Neither Ms. Koehler, 63, nor Ms. Van Gorder, 56, worries much about charging into shallow water to capture a large snake, even though the Everglades and Big Cypress National Preserve are loaded with alligators, whose distinctive croaking is heard at night every few feet.
Both women have been bitten by pythons, which are nonvenomous. Ms. Van Gorder once had to pluck a young alligator’s jaws from her finger while she was trying to capture a swimming python.
They think nothing of letting a heavy python wrap itself around one of their legs. Ms. Van Gorder said that “makes it a lot easier” to lug the snake up the steep and rocky levee embankments where they often search for pythons.
“In order to unwrap it, I just laid down and rolled the opposite way,” Ms. Van Gorder said about one recent encounter.
The snakes constrict and can be difficult to remove.
“It is not optimal to have it wrap around you because it is difficult to get it off, but every once in a while, to get up the levee, it’s going to happen,” Ms. Koehler said.
Neither of them wears gloves or carries a weapon. It’s just bare hands, flashlights and a lot of self-taught knowledge about how to capture a Burmese python.
One of the most important rules, Ms. Koehler said, is to grab the snake by the top third of its body; otherwise, it will escape or bite.
“If you don’t control the top third of the python, you don’t control the python,” Ms.
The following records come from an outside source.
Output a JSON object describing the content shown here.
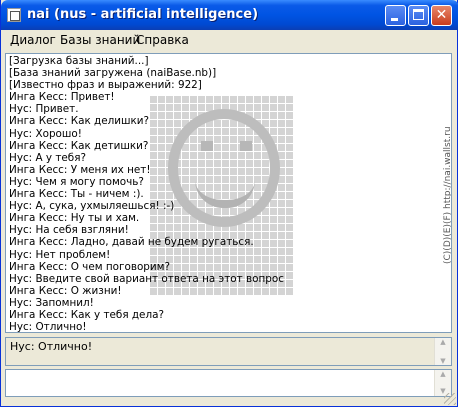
{
  "window": {
    "title": "nai (nus - artificial intelligence)"
  },
  "menu": [
    {
      "label": "Диалог"
    },
    {
      "label": "Базы знаний"
    },
    {
      "label": "Справка"
    }
  ],
  "log": {
    "lines": [
      "[Загрузка базы знаний...]",
      "[База знаний загружена (naiBase.nb)]",
      "[Известно фраз и выражений: 922]",
      "Инга Кесс: Привет!",
      "Нус: Привет.",
      "Инга Кесс: Как делишки?",
      "Нус: Хорошо!",
      "Инга Кесс: Как детишки?",
      "Нус: А у тебя?",
      "Инга Кесс: У меня их нет!",
      "Нус: Чем я могу помочь?",
      "Инга Кесс: Ты - ничем :).",
      "Нус: А, сука, ухмыляешься! :-)",
      "Инга Кесс: Ну ты и хам.",
      "Нус: На себя взгляни!",
      "Инга Кесс: Ладно, давай не будем ругаться.",
      "Нус: Нет проблем!",
      "Инга Кесс: О чем поговорим?",
      "Нус: Введите свой вариант ответа на этот вопрос",
      "Инга Кесс: О жизни!",
      "Нус: Запомнил!",
      "Инга Кесс: Как у тебя дела?",
      "Нус: Отлично!"
    ],
    "side_text": "(C)(D)(E)(F) http://nai.wallst.ru"
  },
  "answer": {
    "text": "Нус: Отлично!"
  },
  "input": {
    "value": "",
    "placeholder": ""
  },
  "colors": {
    "titlebar": "#0054e3",
    "close": "#c83c1e",
    "border": "#7f9db9"
  }
}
Koehler said.
In the seven years that they have been chasing pythons, only two have managed to slither away.
Days before the start of the contest, Rollins College student Joshua Laquis and a group of friends captured a python nearly 18 feet long after spotting it crossing U.S. 41 near Everglades National Forest. It doesn’t qualify for the cash prize because the contest had not officially started.
The 10-day python challenge began on Aug. 5.
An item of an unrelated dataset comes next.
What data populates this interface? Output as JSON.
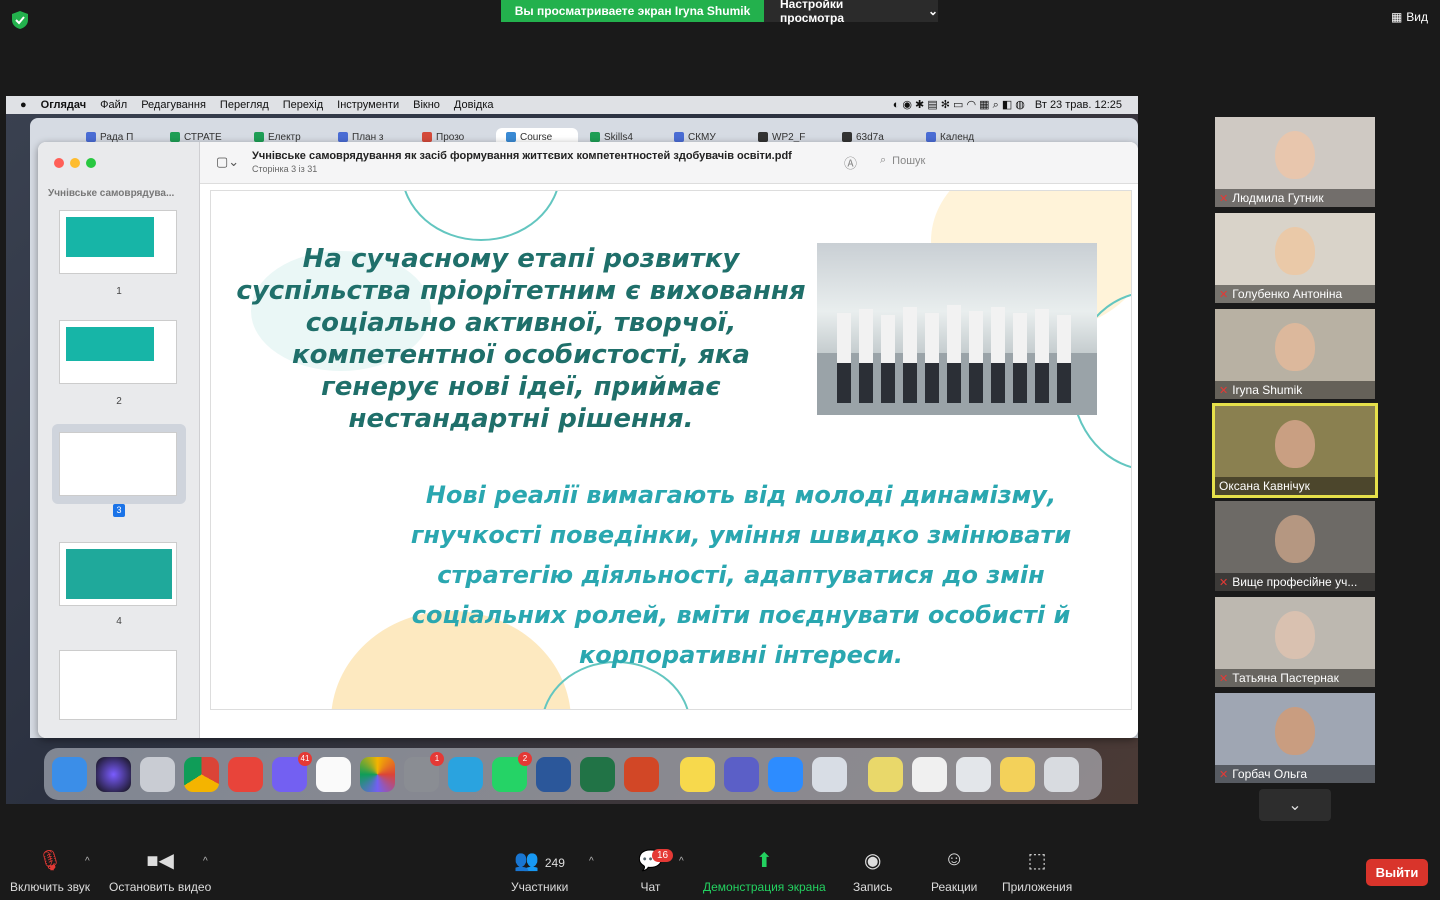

The Florida Fish and Wildlife Conservation Commission said the participants in the challenge last year bagged 223 snakes, including a 15-foot, 9-inch python trapped by Brandon Call, a science teacher who works for the Florida School for the Deaf and Blind. He won a $1,500 prize for capturing the longest snake.
Ms. Funk said the python challenge is just one of many approaches wildlife officials are using to eradicate the pythons from the Everglades because no single method has succeeded.
Some of the other tools are “scout” snakes trapped by contractors. They are fitted with transmitters and released back into the Everglades. Wildlife officials also have started using detector dogs and infrared cameras.
“We don’t have the one control tool that works perfectly,” Ms. Funk said. “Part of that, of course, is awareness and outreach and public support for what managers are doing. That’s where the python challenge comes into play. It’s all about awareness, getting the word out on this really important conservation issue and also simultaneously offering the public an opportunity to get involved in invasive species control in Everglades restoration. So it’s a really cool, unique approach to get so many people involved every year.”